A collaboration between a boutique architecture firm and a renowned chef have resulted in an award-winning restaurant design.
Taipei is fast gaining an international reputation for its uncommon fusion of gastronomy and design. There is no better embodiment of this than the mesmerising interior of Raw restaurant.
Singapore-based architectural firm Weijenberg has made striking use of wood in the interior to play on the visceral and primitive nature of the restaurant’s name.
Diners enter the venue across a wooden path which transitions them away from the busy city streets into the restaurant’s lounge in Taipei’s culinary hub of Lequn Third Road in Zhongshan.
A soft angled, organically sculptured 65-metre long wooden structure greets guests and this merges into the main restaurant forming the centrepiece of Raw surrounding the central dining area.
The entire project is made in Taiwan, from the local Taiwanese Ash cut out of wooden blocks from techniques traditionally used in ship making. A long wine wall, containing storage units about 4.5 metres high and 18 metres long is made entirely with plantation-style louvers that are so common in Taiwan.
THE RIGHT INGREDIENTS
The design took life in late 2013 when Singaporean chef André Chiang started talks with Weijenberg founder Camiel Weijenberg about a new restaurant venture.
Weijenberg said the project brought two minds together with a mutual ambition to create something extraordinary. “André’s artistic vision for food allowed Weijenberg to discuss the design on a much deeper level, and while André had specific ideas about the interior design, he also provided the creative freedom to actualise a new entity of restaurant,” he says.
The 410 square metre restaurant seats 56 diners, including 16 in a partially secluded dining area. Weijenberg says his intention was to meld a fluid design with practicality.
“It was important not to have distinct partitions as we felt this ‘boxy’ approach would be restrictive for a highly creative chef,” he said. “We made RAW intentionally interior borderless, yet we still needed to intertwine restaurant operations and functionality with design.”
STRIKING CENTREPIECE
Weijenberg was formerly a carpenter before studying and working with Zaha Hadid Architects and Wilkinson Eyre Architects, and he utilised his affinity for wood working in the Taiwanese Ash used throughout the restaurant.
“The experience of André’s food is intended to be intimate. This intimacy allowed us to use wood as our main medium in the restaurant in its pure state to encapsulate the customers within a wooden sculpture in a gentle manner,” he said.
The centrepiece of the design is the curved, organic shaped wood sculpture. At 65 metres long, the structure had to be held in place with double anchor points on each node. Steel reinforcement through the interior of the piece and diagonal bracing help prevent excessive movement in the event of one of Taipei’s relatively frequent earthquakes.
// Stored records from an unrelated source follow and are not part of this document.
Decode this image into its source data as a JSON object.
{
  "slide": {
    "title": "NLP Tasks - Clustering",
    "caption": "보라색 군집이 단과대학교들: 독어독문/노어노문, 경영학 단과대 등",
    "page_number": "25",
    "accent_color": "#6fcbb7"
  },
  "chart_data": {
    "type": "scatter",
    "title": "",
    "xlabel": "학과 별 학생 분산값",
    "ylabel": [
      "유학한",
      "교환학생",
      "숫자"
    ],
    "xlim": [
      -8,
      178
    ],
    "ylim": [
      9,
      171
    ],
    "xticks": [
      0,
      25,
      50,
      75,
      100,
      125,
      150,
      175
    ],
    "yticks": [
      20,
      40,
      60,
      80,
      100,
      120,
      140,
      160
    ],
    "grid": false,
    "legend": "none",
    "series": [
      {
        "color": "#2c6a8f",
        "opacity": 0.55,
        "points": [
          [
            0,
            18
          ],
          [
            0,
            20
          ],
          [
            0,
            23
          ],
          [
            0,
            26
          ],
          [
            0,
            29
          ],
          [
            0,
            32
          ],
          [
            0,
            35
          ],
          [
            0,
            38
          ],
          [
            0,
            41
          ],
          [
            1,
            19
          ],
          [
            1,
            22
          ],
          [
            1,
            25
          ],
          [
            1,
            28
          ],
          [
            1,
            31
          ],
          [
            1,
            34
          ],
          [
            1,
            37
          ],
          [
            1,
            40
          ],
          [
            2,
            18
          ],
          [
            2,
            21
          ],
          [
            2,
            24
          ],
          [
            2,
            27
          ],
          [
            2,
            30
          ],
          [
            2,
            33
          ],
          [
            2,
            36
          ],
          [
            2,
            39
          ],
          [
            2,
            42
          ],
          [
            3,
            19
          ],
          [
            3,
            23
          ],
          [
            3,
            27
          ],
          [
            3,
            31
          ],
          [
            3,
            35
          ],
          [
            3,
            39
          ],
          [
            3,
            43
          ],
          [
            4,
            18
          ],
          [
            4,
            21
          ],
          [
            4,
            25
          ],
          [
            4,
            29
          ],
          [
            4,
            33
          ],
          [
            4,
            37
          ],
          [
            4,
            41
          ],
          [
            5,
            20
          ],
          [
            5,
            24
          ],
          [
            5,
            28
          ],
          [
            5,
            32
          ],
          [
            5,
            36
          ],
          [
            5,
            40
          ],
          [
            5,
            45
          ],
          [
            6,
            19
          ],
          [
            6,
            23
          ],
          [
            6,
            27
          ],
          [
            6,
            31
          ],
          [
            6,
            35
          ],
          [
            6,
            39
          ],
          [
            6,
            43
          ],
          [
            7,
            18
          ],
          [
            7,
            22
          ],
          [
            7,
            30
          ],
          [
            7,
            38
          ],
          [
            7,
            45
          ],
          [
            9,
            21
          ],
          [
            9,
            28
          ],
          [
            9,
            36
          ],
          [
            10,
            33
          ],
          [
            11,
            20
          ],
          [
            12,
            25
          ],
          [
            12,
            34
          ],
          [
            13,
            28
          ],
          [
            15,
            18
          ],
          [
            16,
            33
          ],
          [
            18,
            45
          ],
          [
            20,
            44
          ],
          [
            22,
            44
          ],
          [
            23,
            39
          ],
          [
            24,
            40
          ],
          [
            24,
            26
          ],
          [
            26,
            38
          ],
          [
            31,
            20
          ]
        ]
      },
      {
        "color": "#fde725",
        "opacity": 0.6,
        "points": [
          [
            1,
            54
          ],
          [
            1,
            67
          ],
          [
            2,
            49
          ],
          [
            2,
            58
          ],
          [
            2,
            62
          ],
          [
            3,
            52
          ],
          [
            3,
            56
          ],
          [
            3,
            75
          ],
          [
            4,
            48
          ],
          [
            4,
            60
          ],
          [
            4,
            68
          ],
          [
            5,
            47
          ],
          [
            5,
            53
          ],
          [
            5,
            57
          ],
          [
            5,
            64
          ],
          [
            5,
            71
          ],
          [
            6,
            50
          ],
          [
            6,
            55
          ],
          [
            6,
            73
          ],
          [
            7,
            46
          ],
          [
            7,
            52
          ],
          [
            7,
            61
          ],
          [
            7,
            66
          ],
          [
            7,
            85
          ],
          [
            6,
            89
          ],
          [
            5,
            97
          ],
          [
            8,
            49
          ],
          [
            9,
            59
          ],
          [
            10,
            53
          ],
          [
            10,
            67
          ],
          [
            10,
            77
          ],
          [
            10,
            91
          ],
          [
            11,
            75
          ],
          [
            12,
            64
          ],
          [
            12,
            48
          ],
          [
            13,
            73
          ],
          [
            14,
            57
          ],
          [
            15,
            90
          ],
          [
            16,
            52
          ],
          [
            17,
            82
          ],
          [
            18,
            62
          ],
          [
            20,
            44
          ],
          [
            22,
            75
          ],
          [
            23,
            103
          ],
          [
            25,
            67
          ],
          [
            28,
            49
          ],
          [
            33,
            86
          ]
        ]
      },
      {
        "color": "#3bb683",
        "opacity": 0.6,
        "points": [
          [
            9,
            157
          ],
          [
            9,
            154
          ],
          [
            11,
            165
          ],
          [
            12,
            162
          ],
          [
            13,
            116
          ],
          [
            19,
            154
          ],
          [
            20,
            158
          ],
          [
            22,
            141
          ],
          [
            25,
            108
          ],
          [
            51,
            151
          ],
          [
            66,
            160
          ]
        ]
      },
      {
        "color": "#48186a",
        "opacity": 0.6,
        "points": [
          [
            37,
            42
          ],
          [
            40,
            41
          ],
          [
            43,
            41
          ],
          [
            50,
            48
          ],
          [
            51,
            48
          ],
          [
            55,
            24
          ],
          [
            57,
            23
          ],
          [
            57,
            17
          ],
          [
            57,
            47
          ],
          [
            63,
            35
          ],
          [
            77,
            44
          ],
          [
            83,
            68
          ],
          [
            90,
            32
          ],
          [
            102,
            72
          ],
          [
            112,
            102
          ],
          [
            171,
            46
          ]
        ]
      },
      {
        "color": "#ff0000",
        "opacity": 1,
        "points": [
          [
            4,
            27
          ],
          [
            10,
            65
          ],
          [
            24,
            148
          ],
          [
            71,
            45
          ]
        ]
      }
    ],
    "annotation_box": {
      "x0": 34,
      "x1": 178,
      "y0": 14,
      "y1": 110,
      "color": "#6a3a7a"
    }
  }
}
“The sculpture was designed by various computer software programs, 3D Rhinoceros and Grasshopper to create a machine cutting pattern,” he says. “The Finite Element Method was used to calculate the load on the ceiling sculpture in the event of earthquakes.”
In a demonstration of the practice’s ability to merge modern and traditional approaches, the pieces of the sculpture were handcrafted by carpenters who assembled the work piece by piece. Most of the sculpture is purposeful, with storage, a wine island and a large counter by the entrance.
TABLE TALK
The interior design also aimed to create a unique dining experience once guests were seated, with the lighting used to create intimacy.
“The desired aesthetic was to create a close proximity between customer and food – table and chairs with lighting that would almost shine on the dishes only,” Weijenberg says.
All the focus was to be on the food and its artistic presentation, which called for a main dining area that composed of colours and tones with a minimal feel. While the use of the Taiwanese Ash continued, Weijenberg ensured a different-shaped table top for each table to break up the space and prevent monotony and provide a clustered feel.
“It also creates the sense of variety as you can dine at Raw many times and never have the same seat or view,” he said.
GOLD-PLATED DINING
The bold approach to the restaurant’s design has so far claimed three awards and an honourable mention.
The restaurant won the Red Dot Award 2015 for Product Design and a Platinum A’Design Award 2015 for Interior Space and Exhibition Design. Weijenberg was also named Asia’s Top Designer 2015 in the Singapore Design Awards and received an honourable mention in the Commercial Project category at the International Design Awards 2015.
In his summary of Weijenberg’s entry, Red Dot president Peter Zec says there was an “uncompromising competency” and “considerable courage”.